Le pape invite aux œuvres de miséricorde

Dans sa riche chronique scrutant les mots du pape un “moine de Triors” revient pour l’Homme nouveau sur cette fin de l’année de la miséricorde. une sorte d’exégèse de la lettre du pape misericordia et misera

Le 30 novembre, le Pape terminait le cycle de ses audiences sur la miséricorde avec celle sur la prière pour les vivants et les morts qu’il rapprocha volontiers de la dernière œuvre de miséricorde corporelle, à savoir la sépulture donnée aux morts. Le Pape touche ainsi la doctrine du purgatoire, dont l’existence est refusée tant par les protestants que par les orthodoxes. De plus, en recommandant la prière pour les vivants et les morts spécialement à la messe, il défend un dogme essentiel de la doctrine catholique également refusé par les protestants. Pour ces derniers, à la Cène pur mémorial du Sacrifice du Christ, on ne doit ni demander l’intercession des saints, ni prier pour les vivants et les morts, en raison de la justification par la foi seule.

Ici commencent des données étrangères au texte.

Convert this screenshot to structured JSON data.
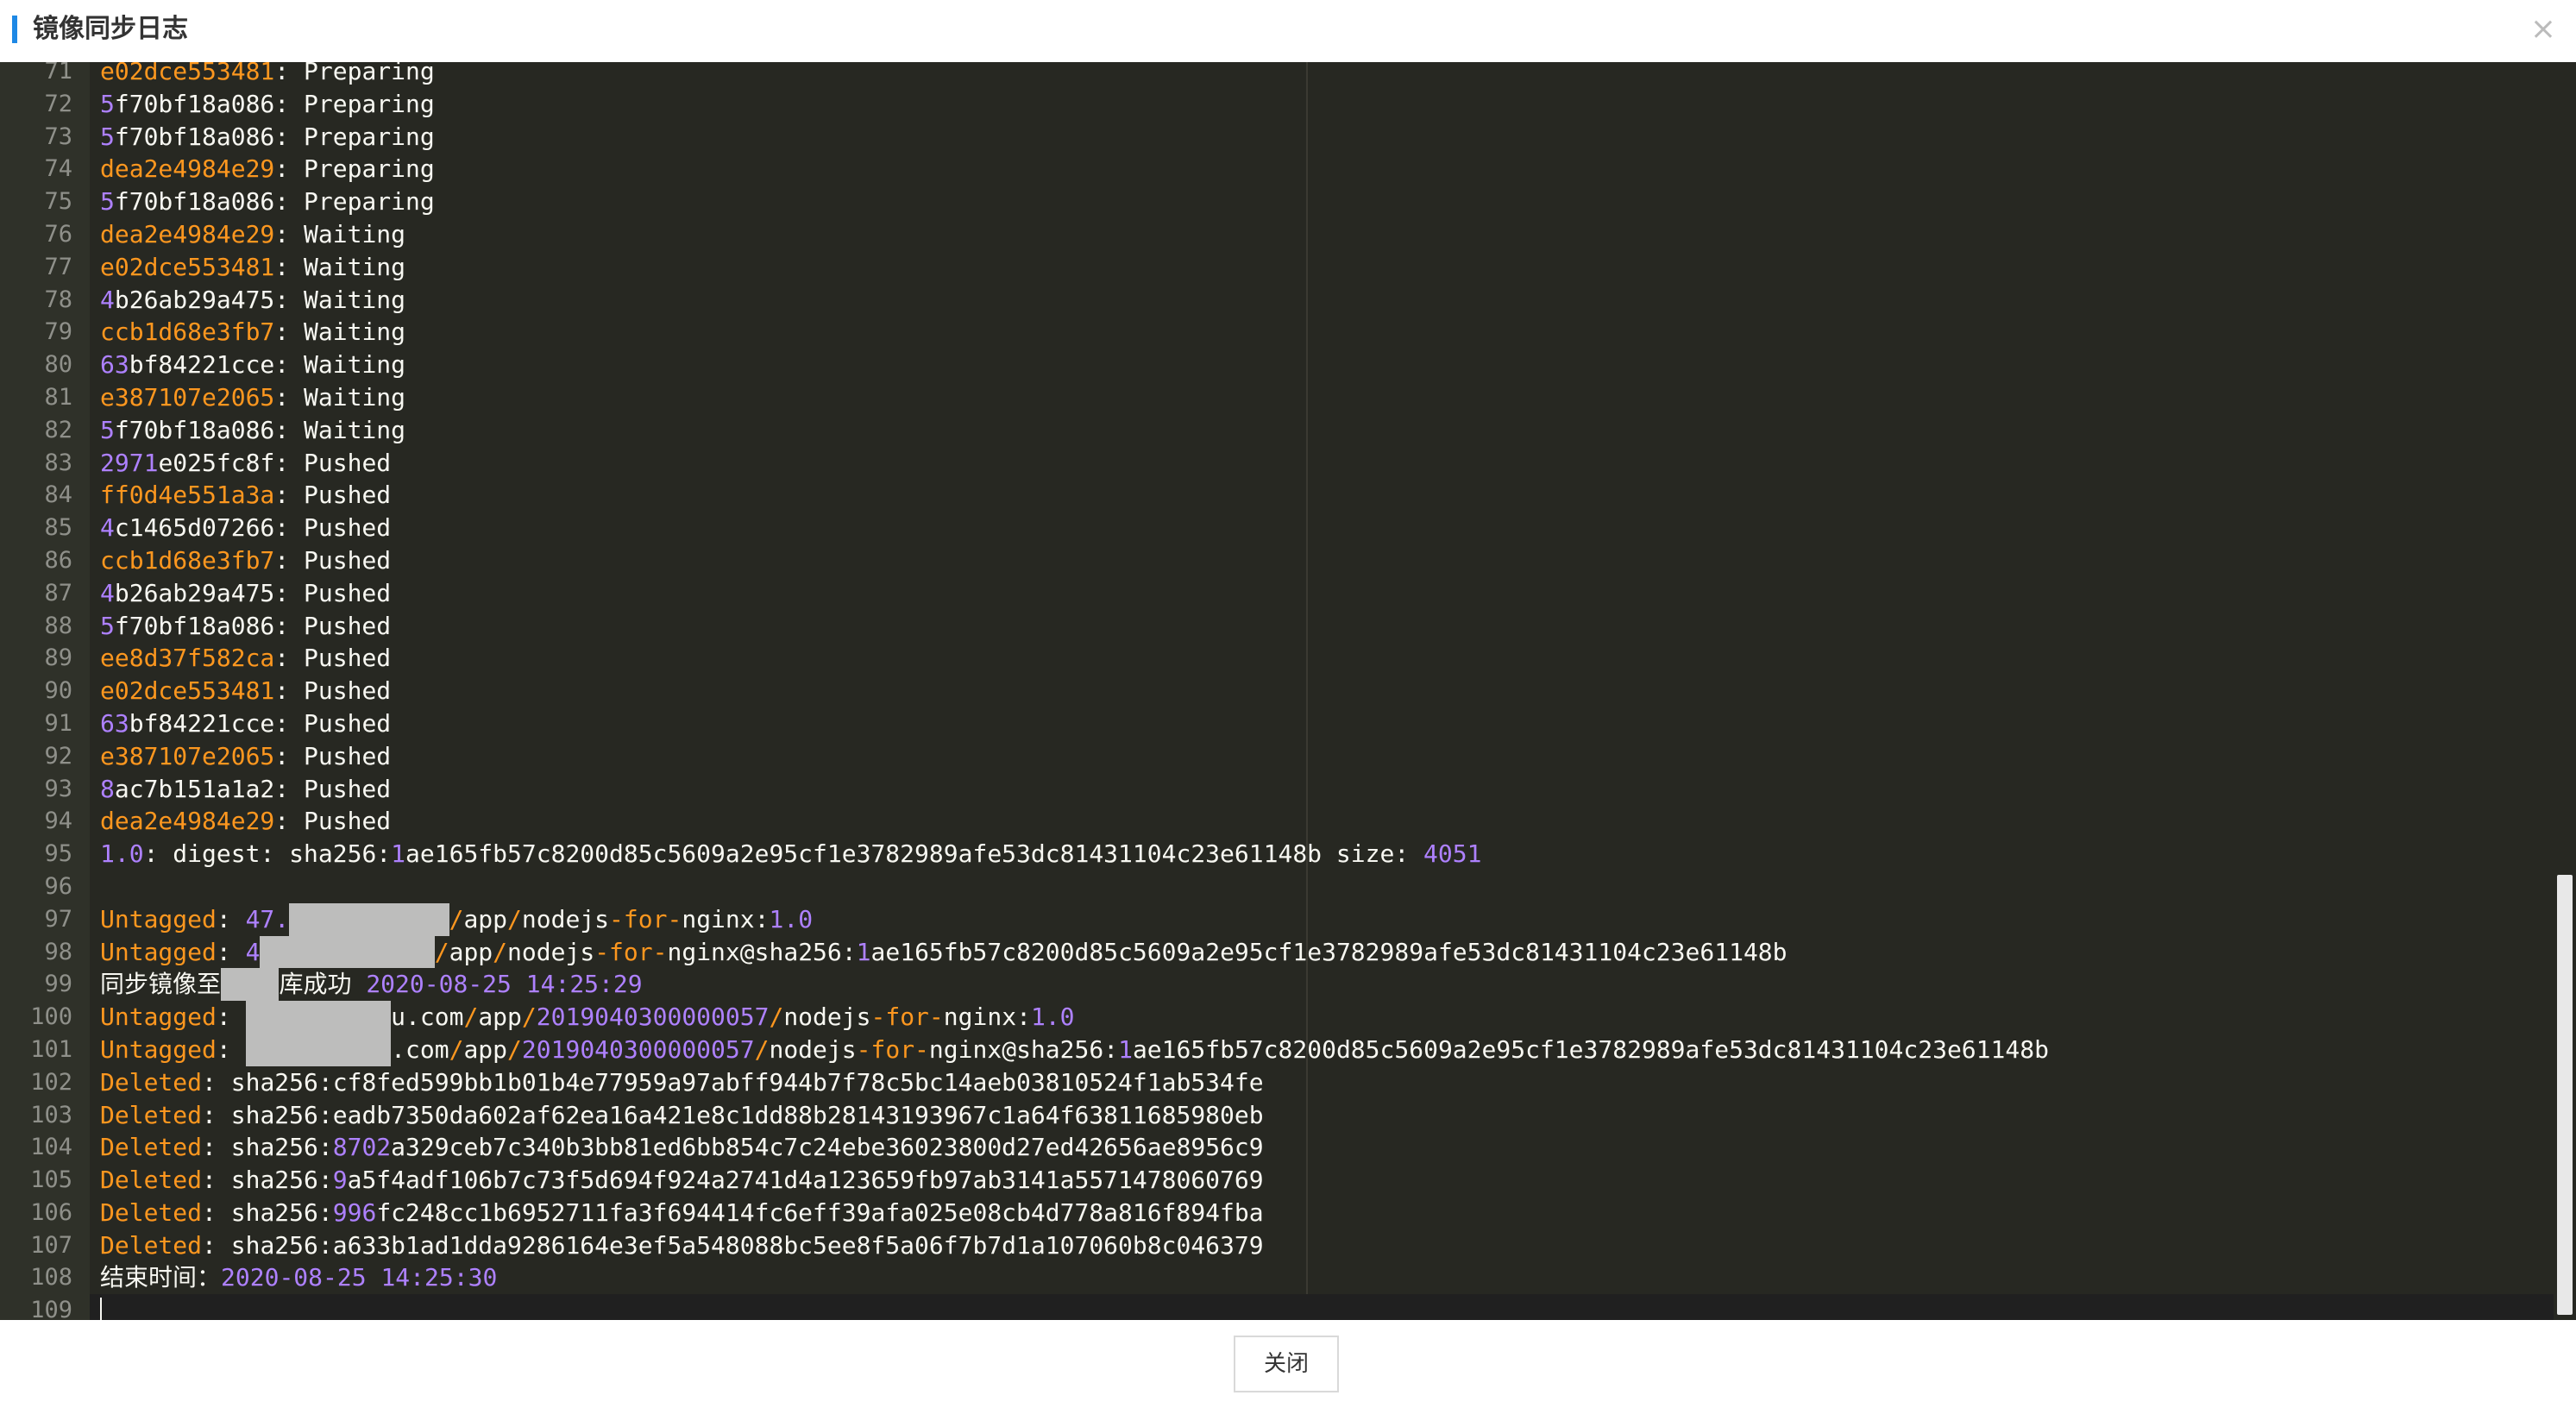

De nos jours, nombreux sont ceux qui nient l’existence du purgatoire et qui, en conséquence, non seulement ne prient pas pour leurs défunts, mais à plus forte raison ne pensent pas à faire célébrer des messes pour eux. Or, l’existence du Purgatoire et de l’Église souffrante, se trouve déjà affirmée au chapitre XII du Second livre des Macchabées. Les Macchabées ressentent le besoin de faire quelque chose pour les soldats morts pour la cause de Dieu, mais dans le péché. Ils prièrent et Juda fit offrir à Jérusalem un sacrifice expiatoire de sorte que leurs péchés soient enlevés, car il n’ignorait pas que le péché faisait obstacle à l’union à Dieu et à la résurrection future. Par cet acte Judas témoignait de sa conviction qu’il existe pour les âmes, après la mort, un état où elles peuvent être purifiées pour avoir part à la récompense, et ceci grâce aux suffrages des vivants.

Un acte de piété

L’essentiel de la doctrine du Purgatoire était ainsi déjà explicitement énoncé, même si le terme n’en est pas prononcé. Quant à la sépulture, elle est non seulement un acte de piété, mais encore un acte de grande foi, souligne le Pape, en donnant l’exemple de Tobit. En effet, déposer le corps d’un défunt dans la tombe fait preuve de foi et d’espérance dans la résurrection finale, mais c’est aussi un acte éminent de charité qui constitue la septième œuvre de miséricorde. À ce propos, on ne peut qu’inviter chacun à lire attentivement le dernier document romain tout récent sur l’incinération. C’est une mise en garde paternelle contre des abus réels, occultant un élément clé de l’Écriture. Prier pour les défunts, c’est aussi rendre grâce au Seigneur pour tous les mérites qu’ont acquis sur terre nos chers défunts. C’est enfin un acte de confiance en la miséricorde infinie de Dieu.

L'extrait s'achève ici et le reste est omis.